Haut perchés, secoués sur les coussins durs du cabriolet, ils avaient franchi le cours d’eau, la voie étroite, et suivaient la route irrégulièrement bordée de maisons et parallèle aux rails, puis ils s’arrêtèrent sur la place pierreuse devant la gare de Dorf, qui n’était guère qu’une sorte de hangar. Hans Castorp reconnut tout avec effroi. Depuis son arrivée, voici treize mois, à la nuit tombante, il n’avait pas revu la gare. « Mais c’est ici que je suis arrivé » dit-il, fort inutilement, et Joachim répondit simplement : « Oui, c’est ici », et il paya le cocher.

L’actif boiteux s’occupa de tout, du billet, des bagages. Ils étaient debout l’un près de l’autre sur le quai, près du train en miniature, à côté du petit compartiment capitonné de gris, où Joachim avait réservé sa place par son manteau, son plaid roulé et ses roses. « Eh bien, va donc prêter ton serment romantique ! » dit Hans Castorp, et Joachim répondit : « On n’y manquera pas ! » Quoi de plus ? Ils se chargèrent l’un l’autre des dernières salutations, pour ceux d’en bas, pour ceux d’en haut.
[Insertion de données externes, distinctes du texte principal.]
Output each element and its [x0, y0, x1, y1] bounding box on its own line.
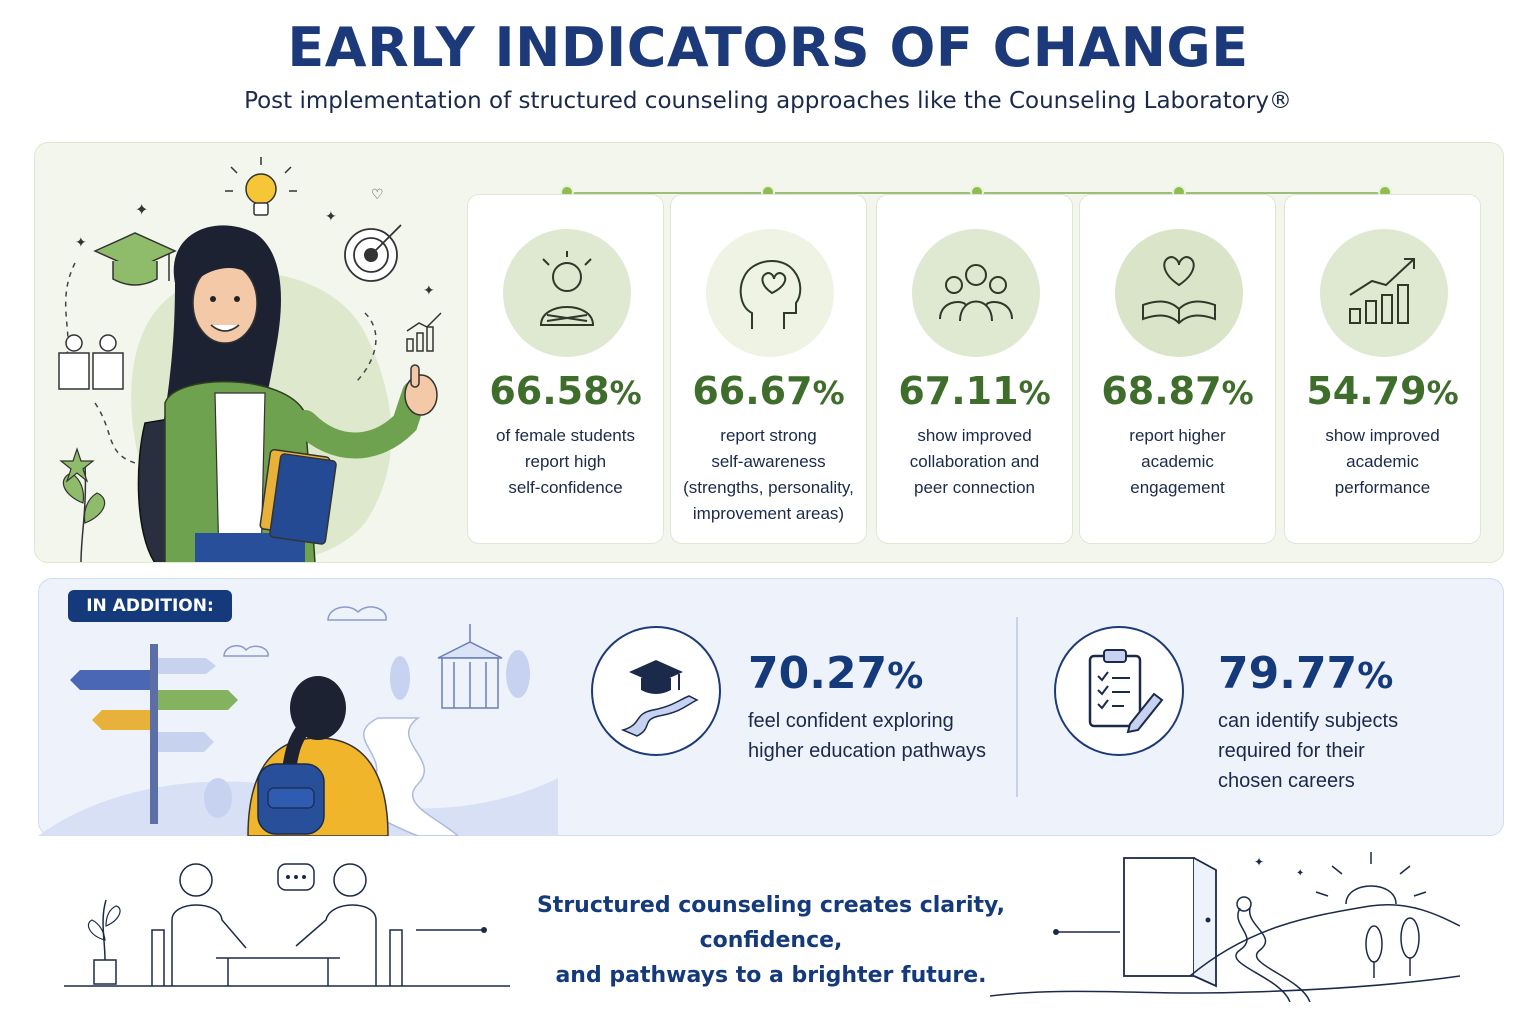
- indicator-value: 66.67%: [692, 369, 845, 413]
- indicator-card-self-awareness: 66.67% report strong self-awareness (str…: [670, 194, 867, 544]
- addition-value-career-subjects: 79.77%: [1218, 648, 1394, 699]
- graduation-path-icon: [591, 626, 721, 756]
- addition-badge: IN ADDITION:: [68, 590, 232, 622]
- indicator-card-engagement: 68.87% report higher academic engagement: [1079, 194, 1276, 544]
- indicator-value: 54.79%: [1306, 369, 1459, 413]
- indicator-value: 67.11%: [898, 369, 1051, 413]
- svg-text:✦: ✦: [75, 235, 87, 251]
- page-title: EARLY INDICATORS OF CHANGE: [287, 16, 1249, 79]
- closing-tagline: Structured counseling creates clarity, c…: [536, 893, 1006, 988]
- group-icon: [912, 229, 1040, 357]
- growth-chart-icon: [1320, 229, 1448, 357]
- addition-divider: [1016, 617, 1018, 797]
- head-heart-icon: [706, 229, 834, 357]
- indicator-description: show improved collaboration and peer con…: [909, 426, 1040, 497]
- crossroads-illustration: [38, 606, 558, 836]
- indicator-card-self-confidence: 66.58% of female students report high se…: [467, 194, 664, 544]
- clipboard-checklist-icon: [1054, 626, 1184, 756]
- student-illustration: ✦ ✦ ✦ ✦ ♡: [58, 157, 442, 562]
- confident-student-icon: [503, 229, 631, 357]
- indicator-value: 68.87%: [1101, 369, 1254, 413]
- indicator-description: report strong self-awareness (strengths,…: [683, 426, 854, 523]
- counseling-session-illustration: [64, 863, 510, 987]
- svg-text:✦: ✦: [135, 200, 148, 219]
- addition-description-higher-education: feel confident exploring higher educatio…: [748, 710, 986, 762]
- svg-text:✦: ✦: [1254, 855, 1264, 869]
- indicator-description: of female students report high self-conf…: [496, 426, 635, 497]
- addition-description-career-subjects: can identify subjects required for their…: [1218, 710, 1399, 792]
- svg-text:♡: ♡: [371, 187, 384, 203]
- book-heart-icon: [1115, 229, 1243, 357]
- indicator-description: show improved academic performance: [1325, 426, 1440, 497]
- indicator-card-collaboration: 67.11% show improved collaboration and p…: [876, 194, 1073, 544]
- addition-value-higher-education: 70.27%: [748, 648, 924, 699]
- indicator-card-performance: 54.79% show improved academic performanc…: [1284, 194, 1481, 544]
- open-door-path-illustration: ✦ ✦: [990, 852, 1460, 1002]
- indicator-description: report higher academic engagement: [1129, 426, 1226, 497]
- indicator-value: 66.58%: [489, 369, 642, 413]
- page-subtitle: Post implementation of structured counse…: [244, 88, 1292, 114]
- svg-text:✦: ✦: [1296, 868, 1304, 879]
- svg-text:✦: ✦: [325, 209, 337, 225]
- svg-text:✦: ✦: [423, 283, 435, 299]
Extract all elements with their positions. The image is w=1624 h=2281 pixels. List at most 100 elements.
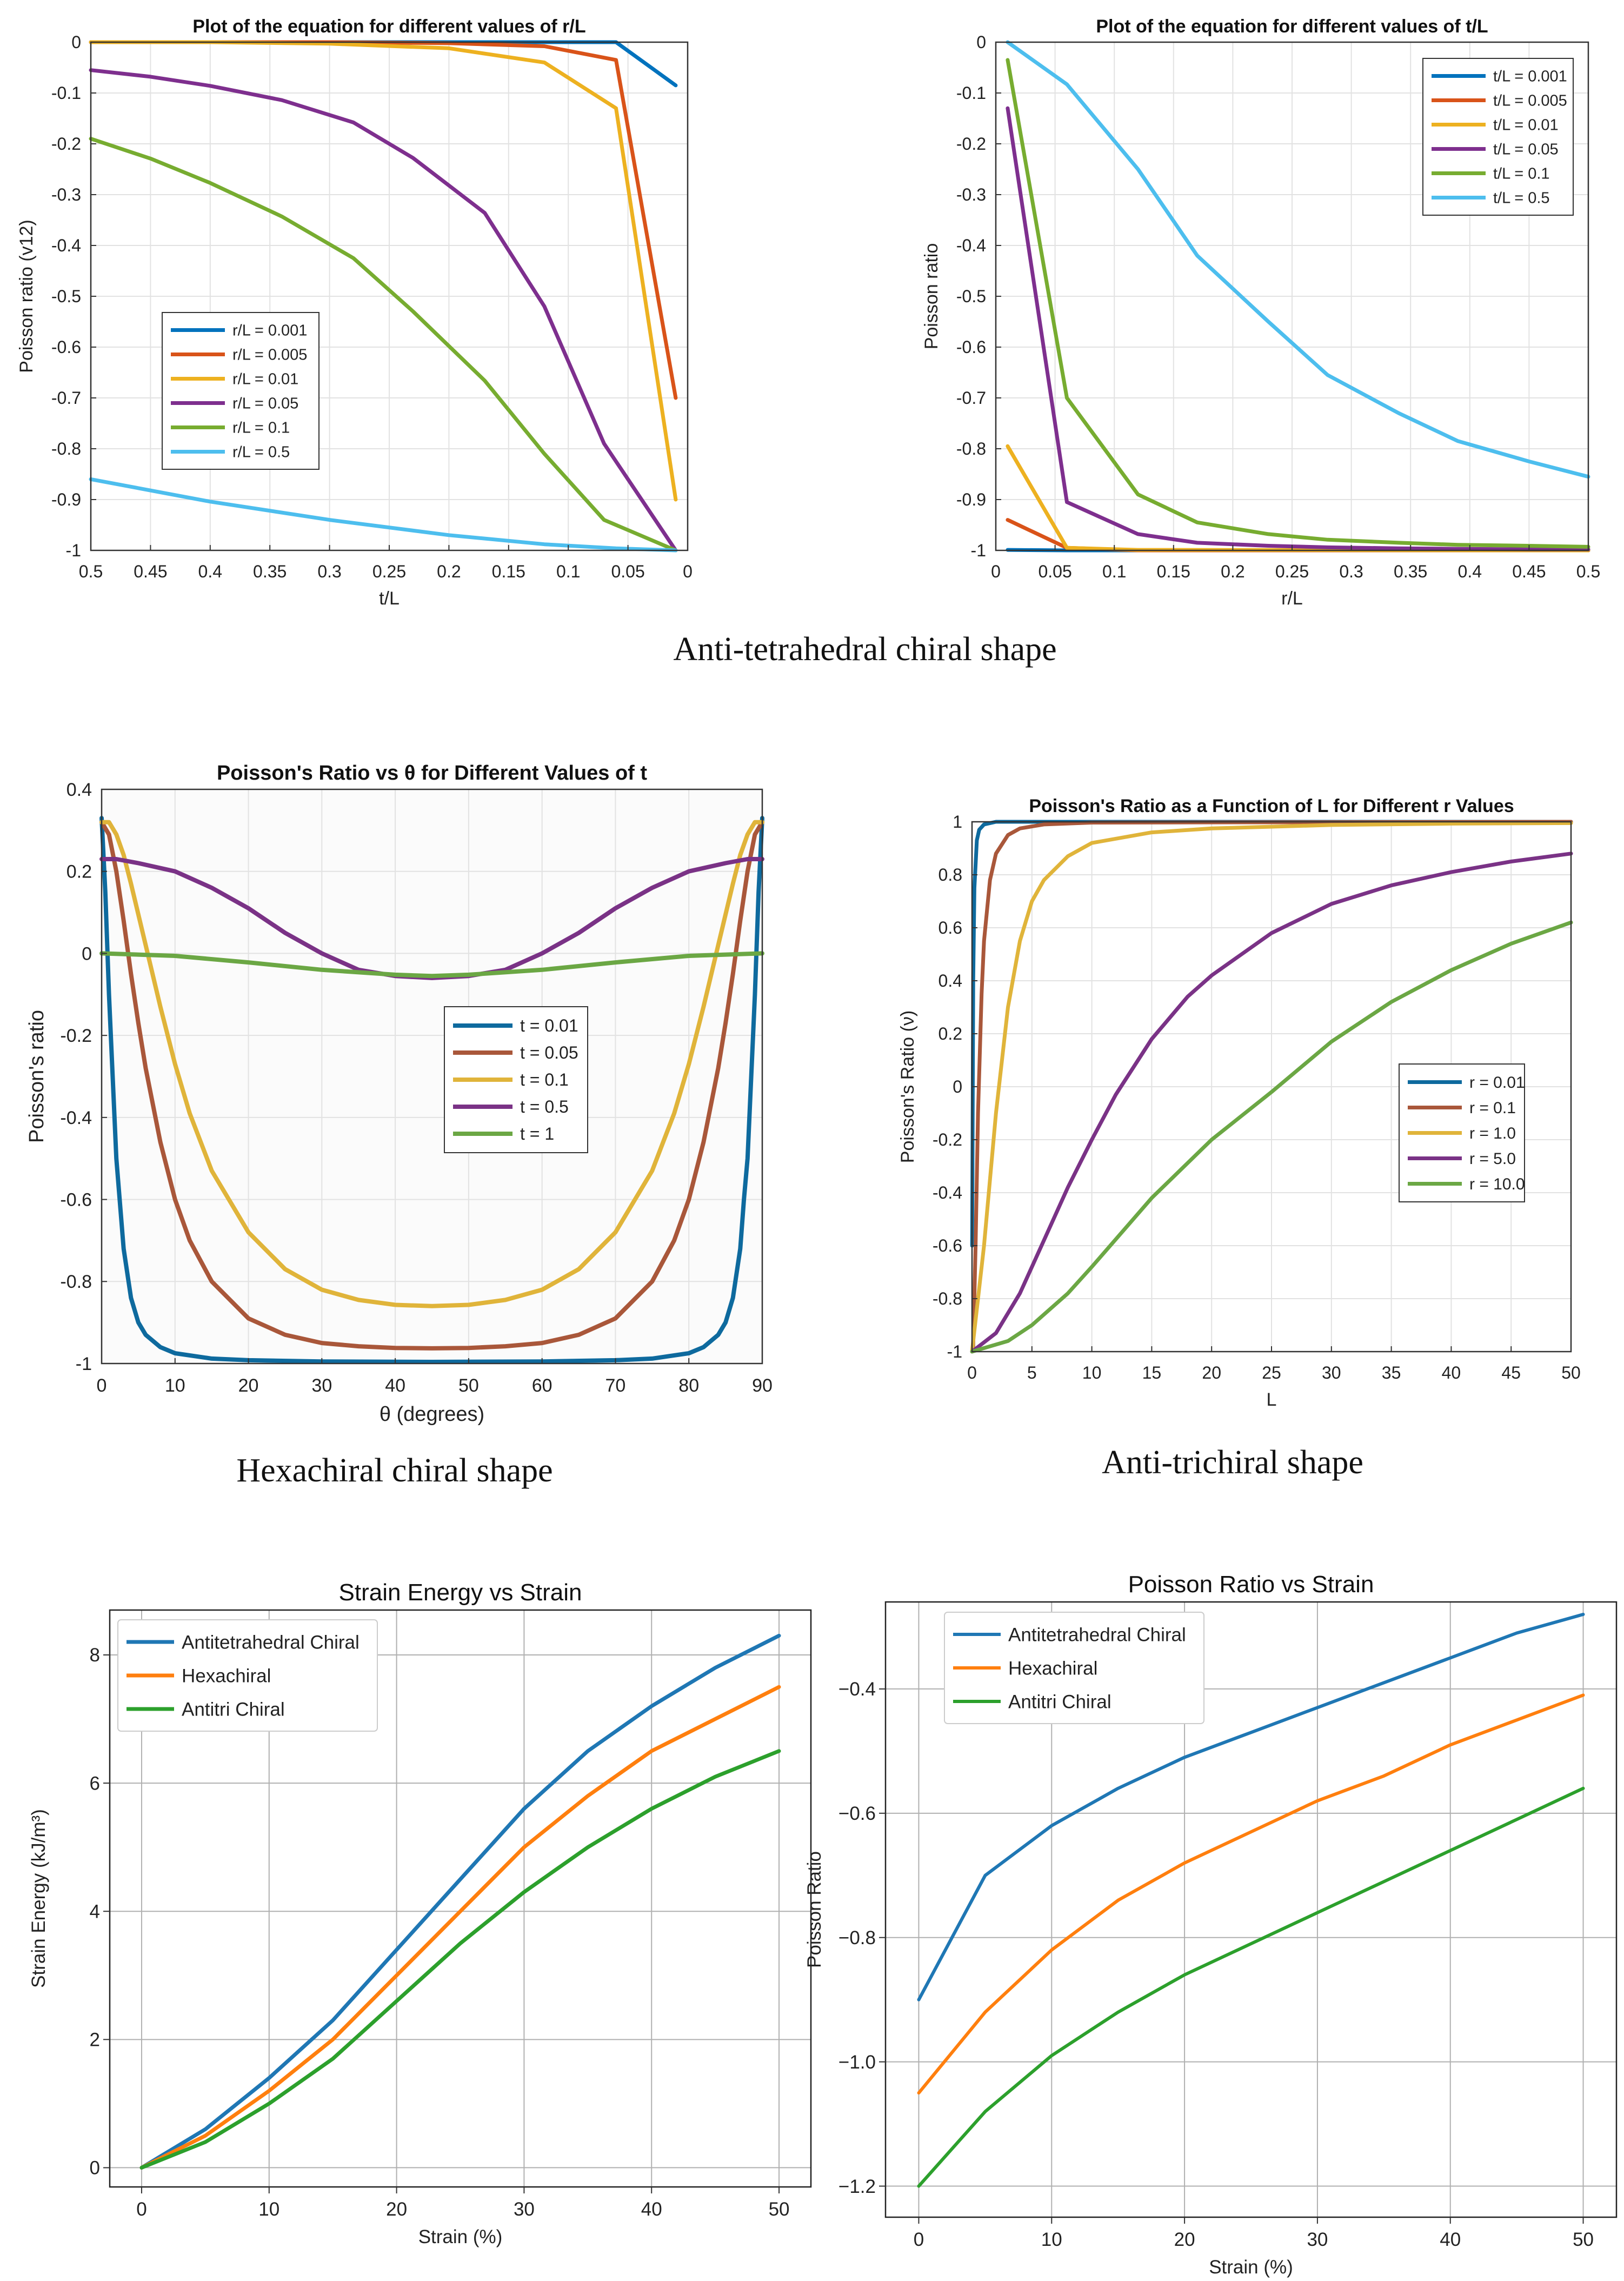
series-line-3 <box>917 1786 1585 2188</box>
legend-label: t = 0.05 <box>520 1043 578 1062</box>
x-tick-label: 0.5 <box>1576 562 1600 581</box>
x-tick-label: 50 <box>458 1375 479 1396</box>
chart-title: Poisson's Ratio vs θ for Different Value… <box>217 762 647 784</box>
series-line-2 <box>139 1685 781 2170</box>
x-tick-label: 0.2 <box>437 562 461 581</box>
x-tick-label: 40 <box>1442 1363 1461 1382</box>
y-tick-label: -1 <box>66 541 81 560</box>
y-tick-label: 6 <box>90 1773 100 1794</box>
y-tick-label: 0.4 <box>939 971 962 990</box>
y-tick-label: -0.8 <box>51 439 81 458</box>
series-line-1 <box>917 1613 1585 2001</box>
x-axis-label: Strain (%) <box>418 2226 503 2247</box>
y-tick-label: -0.3 <box>51 185 81 204</box>
y-tick-label: -0.1 <box>956 83 986 103</box>
series-line-4 <box>970 852 1573 1354</box>
legend-label: t = 0.01 <box>520 1016 578 1035</box>
x-axis-label: L <box>1267 1389 1277 1410</box>
series-line-5 <box>99 951 764 979</box>
x-tick-label: 0.05 <box>1038 562 1071 581</box>
x-tick-label: 90 <box>752 1375 773 1396</box>
axes-frame <box>884 1601 1618 2218</box>
axes-frame <box>109 1609 812 2188</box>
x-tick-label: 20 <box>1174 2229 1195 2250</box>
series-line-2 <box>971 820 1573 1348</box>
x-tick-label: 30 <box>1322 1363 1341 1382</box>
legend-label: Hexachiral <box>182 1665 271 1686</box>
y-tick-label: 4 <box>90 1901 100 1922</box>
legend-label: t/L = 0.1 <box>1493 165 1550 183</box>
x-tick-label: 10 <box>165 1375 185 1396</box>
legend-label: t/L = 0.001 <box>1493 68 1567 85</box>
y-tick-label: 0 <box>90 2158 100 2179</box>
legend-label: r = 10.0 <box>1469 1175 1525 1193</box>
y-tick-label: -0.9 <box>956 490 986 509</box>
x-tick-label: 0.25 <box>372 562 406 581</box>
y-axis-label: Poisson Ratio <box>804 1851 825 1968</box>
plot-area <box>102 789 762 1364</box>
y-tick-label: -0.6 <box>933 1236 962 1255</box>
y-tick-label: -0.8 <box>60 1272 92 1292</box>
chart-2: 0 0.05 0.1 0.15 0.2 0.25 0.3 0.35 0.4 0.45 0.5 0 -0.… <box>921 16 1600 609</box>
y-tick-label: −0.4 <box>838 1679 876 1700</box>
x-tick-label: 50 <box>1573 2229 1594 2250</box>
x-tick-label: 0 <box>683 562 693 581</box>
x-tick-label: 0 <box>914 2229 924 2250</box>
x-tick-label: 0.1 <box>1102 562 1126 581</box>
y-tick-label: -0.2 <box>60 1026 92 1046</box>
legend-label: r/L = 0.1 <box>232 420 290 437</box>
series-line-6 <box>1006 40 1590 479</box>
legend-label: r = 1.0 <box>1469 1125 1516 1142</box>
y-tick-label: -0.9 <box>51 490 81 509</box>
series-line-3 <box>970 821 1573 1354</box>
legend-label: Hexachiral <box>1008 1658 1097 1679</box>
x-tick-label: 0.2 <box>1221 562 1244 581</box>
caption-anti-tetrahedral: Anti-tetrahedral chiral shape <box>673 631 1057 668</box>
y-tick-label: -0.1 <box>51 83 81 103</box>
x-tick-label: 0.45 <box>1512 562 1546 581</box>
y-tick-label: -0.5 <box>51 287 81 306</box>
legend-label: r = 0.01 <box>1469 1074 1525 1092</box>
legend-label: r = 0.1 <box>1469 1099 1516 1117</box>
chart-title: Poisson Ratio vs Strain <box>1128 1571 1374 1598</box>
legend-label: t = 0.5 <box>520 1097 569 1116</box>
series-line-6 <box>89 477 678 553</box>
y-tick-label: -0.4 <box>60 1108 92 1128</box>
legend-label: r/L = 0.5 <box>232 444 290 461</box>
x-tick-label: 40 <box>1440 2229 1461 2250</box>
chart-1: 0.5 0.45 0.4 0.35 0.3 0.25 0.2 0.15 0.1 0.05 0 0 -0.… <box>16 16 693 609</box>
x-tick-label: 50 <box>1561 1363 1581 1382</box>
x-tick-label: 0.35 <box>1394 562 1427 581</box>
chart-4: 0 5 10 15 20 25 30 35 40 45 50 1 0.8 0.6 0.4 0.2 0 -0.2 -0… <box>897 796 1581 1410</box>
legend-label: r/L = 0.01 <box>232 371 298 388</box>
chart-3: 0 10 20 30 40 50 60 70 80 90 0.4 0.2 0 -0.2 -0.4 -0.6 -0… <box>25 762 773 1426</box>
y-tick-label: -0.2 <box>956 134 986 154</box>
y-tick-label: -1 <box>971 541 986 560</box>
y-tick-label: 0 <box>71 32 81 52</box>
y-tick-label: -0.8 <box>933 1289 962 1308</box>
y-tick-label: -0.7 <box>51 388 81 408</box>
caption-hexachiral: Hexachiral chiral shape <box>236 1452 553 1489</box>
legend-box <box>117 1619 378 1732</box>
x-tick-label: 40 <box>641 2199 662 2220</box>
x-tick-label: 80 <box>678 1375 699 1396</box>
y-tick-label: −1.2 <box>838 2176 876 2197</box>
series-line-5 <box>89 137 678 553</box>
x-tick-label: 0.05 <box>611 562 644 581</box>
x-tick-label: 5 <box>1027 1363 1037 1382</box>
x-tick-label: 50 <box>769 2199 790 2220</box>
x-tick-label: 0.45 <box>134 562 167 581</box>
y-tick-label: −0.6 <box>838 1803 876 1824</box>
x-tick-label: 0.35 <box>253 562 287 581</box>
x-tick-label: 25 <box>1262 1363 1281 1382</box>
y-tick-label: -0.2 <box>933 1130 962 1149</box>
legend-label: Antitetrahedral Chiral <box>182 1632 360 1653</box>
legend-box <box>162 312 320 470</box>
x-tick-label: 20 <box>386 2199 407 2220</box>
y-tick-label: -0.5 <box>956 287 986 306</box>
legend-box <box>944 1612 1204 1724</box>
x-tick-label: 35 <box>1382 1363 1401 1382</box>
y-tick-label: −0.8 <box>838 1927 876 1949</box>
x-tick-label: 0.1 <box>556 562 580 581</box>
x-tick-label: 70 <box>605 1375 626 1396</box>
Puis Hans Castorp ne fit plus que tracer avec sa canne des dessins sur l’asphalte. Lorsqu’on cria : « En voiture ! », il sursauta, regarda Joachim, et celui-ci le regarda. Ils se donnèrent la main, Hans Castorp eut un sourire vague ; les yeux de l’autre étaient graves et le regardaient avec une insistance triste. « Hans ! » dit-il. Grand Dieu ! y avait-il jamais eu au monde chose aussi pénible ? Il appelait Hans Castorp par son prénom. Il ne lui disait pas « Toi » ou : « Dis donc », comme ils avaient toujours fait, mais voici que, rompant avec toutes leurs habitudes de raideur et de réserve, il l’appelait avec une exubérance troublante par son prénom ! « Hans ! » disait-il, et avec une appréhension pressante il serrait la main de son cousin, qui ne pouvait pas ne pas se rendre compte que la nuque de Joachim, énervé par l’insomnie et fiévreux de partir, tremblait comme il lui arrivait à lui lorsqu’il « gouvernait », « Hans, dit-il d’un ton pressant, suis-moi bientôt ! » Puis il sauta sur le marchepied. La portière se ferma, il y eut un coup de sifflet, les wagons s’entre-heurtèrent, la petite locomotive tira, le train partit. Par la portière, le voyageur agitait son chapeau ; l’autre, resté en arrière, agitait la main. Seul, le cœur remué, il demeura encore un long moment. Puis il remonta lentement le chemin par lequel Joachim, voici longtemps, l’avait conduit au Berghof.